On the opening up of the economy, his rhetorical question is: "But if
there is no foreign inflow, how will India pay for all the imports to
which its middle classes are addicted?" (page 157). He admits that
globalisation, like any restructuring, will have losers and gainers,
but listen to what follows: "In India's case the losers are those who
have benefited enormously from old structures and who have
contributed to the low performance of the economy. They enjoy
subsidies of various sorts - tariff for big business,
water/electricity/fertilizer subsidies for farmers, guaranteed jobs
for indexed and rising salaries for government employees, comforts of
non-competitive behaviour for bankers, and the corrupt gains from the
business-politics tie-up for the politicians.
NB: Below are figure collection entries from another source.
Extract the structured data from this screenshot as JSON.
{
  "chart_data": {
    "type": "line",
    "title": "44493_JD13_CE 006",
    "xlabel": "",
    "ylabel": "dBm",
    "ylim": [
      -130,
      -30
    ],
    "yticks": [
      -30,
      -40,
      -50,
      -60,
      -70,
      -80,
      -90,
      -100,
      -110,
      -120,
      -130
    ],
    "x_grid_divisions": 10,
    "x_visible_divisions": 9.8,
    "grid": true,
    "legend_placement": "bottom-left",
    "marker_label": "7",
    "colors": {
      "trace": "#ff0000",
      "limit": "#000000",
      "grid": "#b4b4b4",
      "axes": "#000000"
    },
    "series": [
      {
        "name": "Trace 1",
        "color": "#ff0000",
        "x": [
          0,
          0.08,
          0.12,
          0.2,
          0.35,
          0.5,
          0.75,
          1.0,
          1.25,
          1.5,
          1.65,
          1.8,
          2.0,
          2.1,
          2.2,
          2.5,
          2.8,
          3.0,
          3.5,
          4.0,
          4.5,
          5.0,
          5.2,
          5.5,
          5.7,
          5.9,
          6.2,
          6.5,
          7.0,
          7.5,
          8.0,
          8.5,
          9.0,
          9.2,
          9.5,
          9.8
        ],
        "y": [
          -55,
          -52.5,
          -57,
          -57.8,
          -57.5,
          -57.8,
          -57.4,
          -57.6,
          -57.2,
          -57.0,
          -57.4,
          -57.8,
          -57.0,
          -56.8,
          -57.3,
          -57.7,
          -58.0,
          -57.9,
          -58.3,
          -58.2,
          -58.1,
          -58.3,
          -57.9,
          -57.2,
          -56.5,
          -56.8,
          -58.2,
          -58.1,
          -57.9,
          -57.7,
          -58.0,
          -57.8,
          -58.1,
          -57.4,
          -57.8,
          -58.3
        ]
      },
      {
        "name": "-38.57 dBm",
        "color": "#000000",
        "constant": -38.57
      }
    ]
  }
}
These forces resist
change." (page 187). Is there any evidence, my Lord, that these have
been the losers by India's globalisation?

Desai at one place assures the poor that they do not have anything to
lose because of the market for they have always lived in the market
economy (page 157). But a little later, as already noted, he makes it
clear that globalisation is for capital, finance, and currencies, and
not the markets the poor live by. A major drawback that Desai finds
in the parliamentary system is that if a political party has a
comfortable majority in Parliament, the Cabinet, a small sub-set of
Parliament, will come to have almost dictatorial powers. And yet he
laments that economic reforms in India have been slow and halting
because in the 1990s and beyond no political party or even a
coalition of parties had that kind of power.

Somewhere along the line, Meghnad Desai talks about those
conservatives who sound radical while being quite comfortable with
the existing system. Need we look elsewhere to find a good example?